Homes with a greater number of bedrooms and bathrooms will receive a higher appraisal value. They are preferred by most families, as larger homes can accommodate more people. The appraiser will also examine the number of rooms vs. square footage, and if the room count is higher per square footage, it means space was more efficiently utilized. Therefore the property’s value would likely be greater.
6. Renovations and maintenance
Many homeowners neglect small issues like a crack in the roofing, considering it a little problem. However, these small issues can build up over time, causing a massive, long-term impact that will negatively impact a home’s appraisal. After years of neglect and strain, something that would have cost a couple of hundred dollars to correct at first could end up costing hundreds of thousands of dollars since by then, the damage has likely spread to other areas. For example, a crack in the roof that causes just a little leakage allows water to seep into the walls and the ceiling, degrading the material’s quality and reducing the house’s value.
To prevent such a loss, sellers usually make sure that any such issues are sufficiently taken care of and worked on before the appraisal. Other than this, the condition and working of the home’s plumbing, heating system, electrical system, and whether there are any permanent, lingering odors can significantly impact the property’s estimated worth.
7. Current real estate market
No appraisal is complete or even possible without considering other recent sales in the area. The average selling price of a house in the region with features similar to those being appraised right now is an excellent comparing value.
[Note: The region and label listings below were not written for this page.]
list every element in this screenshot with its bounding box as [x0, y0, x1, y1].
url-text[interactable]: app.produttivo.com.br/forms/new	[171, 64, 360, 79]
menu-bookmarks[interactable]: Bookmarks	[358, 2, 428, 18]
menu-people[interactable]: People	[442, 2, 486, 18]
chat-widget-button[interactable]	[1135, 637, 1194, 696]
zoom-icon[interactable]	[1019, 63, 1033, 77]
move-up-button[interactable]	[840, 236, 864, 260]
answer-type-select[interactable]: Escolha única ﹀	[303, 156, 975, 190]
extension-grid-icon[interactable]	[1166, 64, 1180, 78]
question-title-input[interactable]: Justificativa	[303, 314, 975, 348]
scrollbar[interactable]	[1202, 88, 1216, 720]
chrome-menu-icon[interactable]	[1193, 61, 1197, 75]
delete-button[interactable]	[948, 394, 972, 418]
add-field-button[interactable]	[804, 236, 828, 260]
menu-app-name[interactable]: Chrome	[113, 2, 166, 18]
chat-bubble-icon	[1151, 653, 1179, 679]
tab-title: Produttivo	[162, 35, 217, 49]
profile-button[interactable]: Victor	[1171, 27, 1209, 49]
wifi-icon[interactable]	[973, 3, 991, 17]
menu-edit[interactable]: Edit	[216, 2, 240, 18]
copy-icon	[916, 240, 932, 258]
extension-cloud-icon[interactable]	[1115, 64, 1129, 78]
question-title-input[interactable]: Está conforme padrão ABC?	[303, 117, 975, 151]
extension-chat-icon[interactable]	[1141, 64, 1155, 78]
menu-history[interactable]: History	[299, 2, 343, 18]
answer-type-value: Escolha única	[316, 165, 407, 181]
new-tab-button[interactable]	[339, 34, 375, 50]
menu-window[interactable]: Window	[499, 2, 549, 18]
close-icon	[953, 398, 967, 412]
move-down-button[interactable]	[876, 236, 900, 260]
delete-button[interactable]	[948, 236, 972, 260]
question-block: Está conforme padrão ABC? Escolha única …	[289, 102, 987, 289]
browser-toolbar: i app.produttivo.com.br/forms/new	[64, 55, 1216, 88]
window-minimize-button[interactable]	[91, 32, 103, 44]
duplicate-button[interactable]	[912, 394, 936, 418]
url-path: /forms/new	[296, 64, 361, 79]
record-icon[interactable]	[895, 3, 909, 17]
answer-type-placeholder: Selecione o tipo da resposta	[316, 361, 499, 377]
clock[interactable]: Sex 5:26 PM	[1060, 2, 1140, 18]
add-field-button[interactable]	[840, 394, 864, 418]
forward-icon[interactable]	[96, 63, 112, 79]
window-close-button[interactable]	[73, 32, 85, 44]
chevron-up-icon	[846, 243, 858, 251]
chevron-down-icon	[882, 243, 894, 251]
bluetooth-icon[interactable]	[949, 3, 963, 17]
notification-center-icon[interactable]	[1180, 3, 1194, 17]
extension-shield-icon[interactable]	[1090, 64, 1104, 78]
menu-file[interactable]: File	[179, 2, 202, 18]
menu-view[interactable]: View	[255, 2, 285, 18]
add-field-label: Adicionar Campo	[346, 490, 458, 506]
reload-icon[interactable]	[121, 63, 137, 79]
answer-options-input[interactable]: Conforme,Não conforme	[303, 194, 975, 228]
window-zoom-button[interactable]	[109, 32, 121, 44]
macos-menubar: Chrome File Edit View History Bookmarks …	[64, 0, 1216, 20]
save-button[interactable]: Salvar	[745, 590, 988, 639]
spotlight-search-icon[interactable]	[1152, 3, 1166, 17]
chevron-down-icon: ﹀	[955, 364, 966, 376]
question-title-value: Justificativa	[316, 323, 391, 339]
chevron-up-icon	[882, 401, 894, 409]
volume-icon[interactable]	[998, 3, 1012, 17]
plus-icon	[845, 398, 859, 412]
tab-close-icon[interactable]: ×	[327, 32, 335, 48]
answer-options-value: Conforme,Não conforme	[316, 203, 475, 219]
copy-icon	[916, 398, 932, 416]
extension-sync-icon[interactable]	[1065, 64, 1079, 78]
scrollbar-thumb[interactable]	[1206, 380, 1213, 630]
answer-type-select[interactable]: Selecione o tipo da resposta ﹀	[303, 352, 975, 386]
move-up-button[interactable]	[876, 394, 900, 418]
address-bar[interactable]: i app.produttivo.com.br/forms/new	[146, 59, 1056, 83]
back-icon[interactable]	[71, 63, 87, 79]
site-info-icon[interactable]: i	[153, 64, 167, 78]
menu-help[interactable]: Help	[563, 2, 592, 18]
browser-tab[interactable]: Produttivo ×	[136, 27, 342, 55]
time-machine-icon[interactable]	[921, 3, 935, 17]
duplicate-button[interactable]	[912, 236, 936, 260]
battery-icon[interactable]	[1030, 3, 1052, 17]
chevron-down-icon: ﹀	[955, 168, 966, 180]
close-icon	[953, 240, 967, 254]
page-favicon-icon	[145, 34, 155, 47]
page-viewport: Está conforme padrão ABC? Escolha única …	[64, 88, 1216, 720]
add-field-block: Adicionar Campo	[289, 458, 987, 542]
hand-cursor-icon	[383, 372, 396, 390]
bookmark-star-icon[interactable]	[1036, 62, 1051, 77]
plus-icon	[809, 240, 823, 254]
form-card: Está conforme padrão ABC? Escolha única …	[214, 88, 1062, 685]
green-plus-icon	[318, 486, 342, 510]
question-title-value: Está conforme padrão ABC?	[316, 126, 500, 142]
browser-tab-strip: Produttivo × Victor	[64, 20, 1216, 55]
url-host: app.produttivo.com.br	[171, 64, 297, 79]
The estimated value is likely to lie somewhere around the average selling price of similar homes; how high above or below depends on the home’s condition.
Another declining factor is if the area in which the house is located has a ‘buyer’s market’ or a ‘seller’s market’ at the time of the appraisal. When there is more demand for homes (a seller’s market), the price of the homes on the market will increase as buyers begin to bid up the inventory. But when there is more supply on the market (a buyer’s market), the price of homes decrease because sellers begin to drop their price to get their property sold quicker. A good case in point of this was Las Vegas during the 2008 housing crash. It went from a hot seller’s market to the exact opposite buyer’s market within just a matter of months.
Several different factors can either boost or depress a house’s selling price. Some of these are under the seller’s control and can be used to their advantage, others are entirely exterior and dependant on the time or region, and the seller doesn’t have many options. Either way, it’s great to know a home’s estimated value for the buyer, lender, and seller. What’s more, understanding the major affecting factors can help everyone better comprehend the appraiser’s report.